Iraq has decided against leaving OPEC, Reuters reported, but the country is pressing the oil producers' group for a larger output quota rather than walking away. The development follows the United Arab Emirates' exit from the organization, a departure that has already strained relations inside the cartel and emboldened members with their own grievances.
What an OPEC Quota Is and Why It Matters
OPEC — the Organization of the Petroleum Exporting Countries — manages how much crude oil its members are allowed to pump. Each member receives a quota, a production ceiling that the group collectively negotiates. The logic is straightforward: if members flood the market with more oil than buyers need, prices fall and every producer earns less. Quotas are meant to keep supply disciplined and revenues predictable.

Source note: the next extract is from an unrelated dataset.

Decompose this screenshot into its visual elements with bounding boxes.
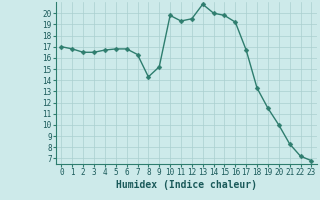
X-axis label: Humidex (Indice chaleur): Humidex (Indice chaleur) xyxy=(116,180,257,190)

The problem is that quotas are also a constraint on national income. For a government like Iraq's, which depends heavily on oil revenues to fund public spending, a lower quota is not an abstraction — it is a ceiling on what the state can earn. That tension between collective discipline and individual interest runs through nearly every quota dispute in the cartel's history.
Iraq's Calculation: Stay and Fight
Rather than follow the UAE out the door, Iraq has chosen the inside game. The strategy — remain a dues-paying member while demanding better terms — gives Iraq a seat at the table without surrendering the diplomatic and commercial ties that come with OPEC membership. Leaving, as the UAE did, severs those ties and signals that a country intends to chart its own production course regardless of cartel coordination.

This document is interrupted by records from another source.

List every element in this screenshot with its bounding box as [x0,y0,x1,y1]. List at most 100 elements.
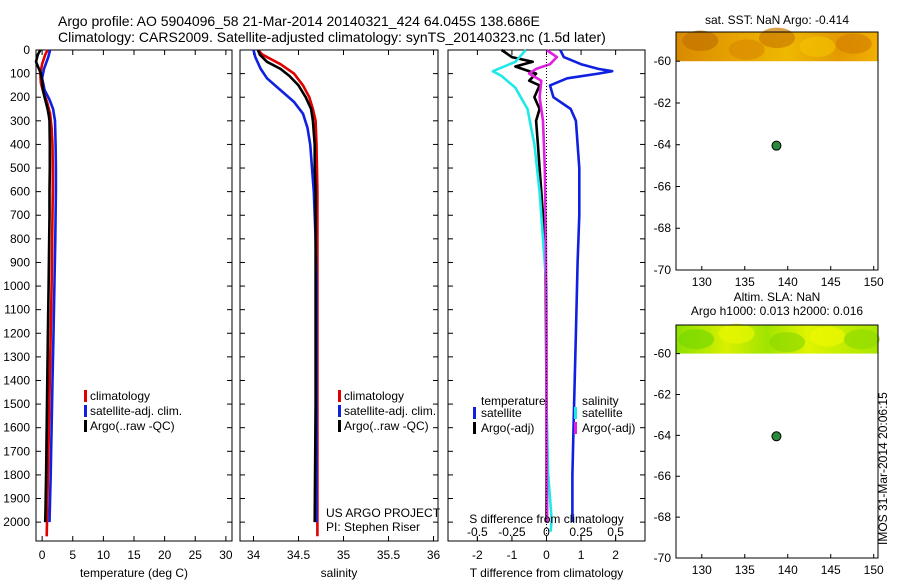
depth-tick-label: 1500 [3,397,30,411]
difference-series-line-0 [548,49,614,523]
difference-s-axis-label: S difference from climatology [469,512,624,526]
sla_map-data-texture [769,332,806,353]
sst_map-y-tick-label: -60 [654,54,672,68]
difference-legend-left-swatch [473,407,476,419]
difference-x-tick-label: -1 [507,548,518,562]
pi-annotation: PI: Stephen Riser [326,520,420,534]
depth-tick-label: 200 [10,90,30,104]
sst_map-y-tick-label: -70 [654,263,672,277]
sst_map-x-tick-label: 150 [864,275,884,289]
difference-legend-right-label: Argo(-adj) [582,421,635,435]
temperature-x-tick-label: 25 [189,548,203,562]
difference-series-line-1 [500,48,548,523]
sst_map-argo-marker [771,140,782,151]
depth-tick-label: 0 [23,43,30,57]
project-annotation: US ARGO PROJECT [326,506,441,520]
salinity-panel: 34 34.5 35 35.5 36 salinity climatologysatelli… [239,49,441,580]
salinity-series-line-2 [256,49,317,523]
temperature-legend-label: Argo(..raw -QC) [90,419,175,433]
temperature-legend-swatch [84,405,87,417]
sla_map-x-tick-label: 130 [692,563,712,577]
depth-tick-label: 1600 [3,421,30,435]
temperature-plot-frame [35,49,233,542]
sla_map-y-tick-label: -70 [654,551,672,565]
depth-tick-label: 700 [10,208,30,222]
salinity-legend-swatch [338,390,341,402]
sla_map-plot-frame [675,324,879,559]
depth-tick-label: 2000 [3,515,30,529]
temperature-legend-swatch [84,390,87,402]
sla-map-title: Altim. SLA: NaN [734,290,821,304]
difference-x-axis-label: T difference from climatology [470,566,624,580]
salinity-x-tick-label: 34 [247,548,261,562]
difference-legend-left-title: temperature [481,394,546,408]
difference-series-line-3 [527,48,559,523]
difference-x-tick-label: 0 [543,548,550,562]
depth-tick-label: 900 [10,255,30,269]
depth-tick-label: 100 [10,67,30,81]
depth-tick-label: 1300 [3,350,30,364]
difference-s-tick-label: -0.25 [498,525,526,539]
depth-tick-label: 300 [10,114,30,128]
difference-legend-right-title: salinity [582,394,619,408]
sst_map-data-texture [728,39,765,60]
difference-legend-left-swatch [473,422,476,434]
depth-tick-label: 1900 [3,492,30,506]
depth-tick-label: 1400 [3,373,30,387]
depth-tick-label: 1100 [4,303,30,317]
side-timestamp: IMOS 31-Mar-2014 20:06:15 [876,392,890,545]
sst_map-data-texture [759,27,795,49]
sst_map-x-tick-label: 135 [735,275,755,289]
salinity-x-tick-label: 35.5 [377,548,401,562]
sla_map-y-tick-label: -68 [654,510,672,524]
temperature-x-tick-label: 15 [127,548,141,562]
sst_map-x-tick-label: 130 [692,275,712,289]
depth-tick-label: 1000 [3,279,30,293]
sla_map-x-tick-label: 150 [864,563,884,577]
salinity-x-tick-label: 36 [427,548,441,562]
salinity-series-line-1 [252,49,318,523]
temperature-x-tick-label: 10 [97,548,111,562]
salinity-legend-label: climatology [344,389,404,403]
salinity-series-line-0 [257,49,319,537]
temperature-x-tick-label: 0 [39,548,46,562]
sla_map-x-tick-label: 135 [735,563,755,577]
salinity-x-tick-label: 34.5 [287,548,311,562]
sla_map-data-texture [809,326,846,347]
depth-tick-label: 800 [10,232,30,246]
sst_map-plot-frame [675,31,879,271]
depth-tick-label: 400 [10,137,30,151]
salinity-legend-label: Argo(..raw -QC) [344,419,429,433]
sst_map-y-tick-label: -62 [654,96,672,110]
depth-tick-label: 1700 [3,444,30,458]
difference-s-tick-label: 0.25 [569,525,593,539]
salinity-x-tick-label: 35 [337,548,351,562]
sla_map-y-tick-label: -60 [654,347,672,361]
salinity-legend-label: satellite-adj. clim. [344,404,436,418]
sla_map-y-tick-label: -62 [654,387,672,401]
temperature-x-tick-label: 30 [219,548,233,562]
temperature-x-axis-label: temperature (deg C) [80,566,188,580]
depth-tick-label: 500 [10,161,30,175]
sla_map-argo-marker [771,431,782,442]
difference-panel: -2 -1 0 1 2 T difference from climatology -0.5… [447,48,646,580]
temperature-legend-label: satellite-adj. clim. [90,404,182,418]
temperature-x-tick-label: 20 [158,548,172,562]
temperature-panel: 0 5 10 15 20 25 30 temperature (deg C) 0 100 200 30… [3,43,233,580]
sla-map-panel: 130 135 140 145 150 -60 -62 -64 -66 -68 -70 Altim. … [654,290,884,577]
depth-tick-label: 1800 [3,468,30,482]
header-line-2: Climatology: CARS2009. Satellite-adjuste… [58,29,606,45]
depth-tick-label: 600 [10,185,30,199]
sla-map-subtitle: Argo h1000: 0.013 h2000: 0.016 [691,304,863,318]
sla_map-x-tick-label: 140 [778,563,798,577]
temperature-x-tick-label: 5 [69,548,76,562]
difference-s-tick-label: -0.5 [467,525,488,539]
salinity-x-axis-label: salinity [321,566,358,580]
sla_map-data-texture [718,323,755,344]
sst_map-data-texture [682,30,719,51]
header-line-1: Argo profile: AO 5904096_58 21-Mar-2014 … [58,13,540,29]
difference-s-tick-label: 0.5 [607,525,624,539]
sst-map-panel: 130 135 140 145 150 -60 -62 -64 -66 -68 -70 sat. SS… [654,13,884,289]
difference-x-tick-label: 1 [578,548,585,562]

Iraq's decision to stay also signals that it believes a higher quota is achievable through negotiation. Whether OPEC's remaining members are willing to accommodate that demand is the question that will shape the group's next chapter.
What the UAE's Exit Signals for OPEC's Cohesion
The UAE's departure is the more structurally significant event. When a major producer concludes that membership costs more than it is worth and acts on that conclusion, it raises the same question for every other member calculating its own interest. Iraq's threat to leave — even if ultimately set aside — shows that the calculation is live in Baghdad as well.
For OPEC, the immediate challenge is holding together a coalition in which at least two significant members have recently weighed the exit door. Granting Iraq a larger quota could steady that relationship, but it risks prompting other members to reopen their own quota demands. Refusing raises the question of why Iraq should accept constraints that the UAE no longer accepts.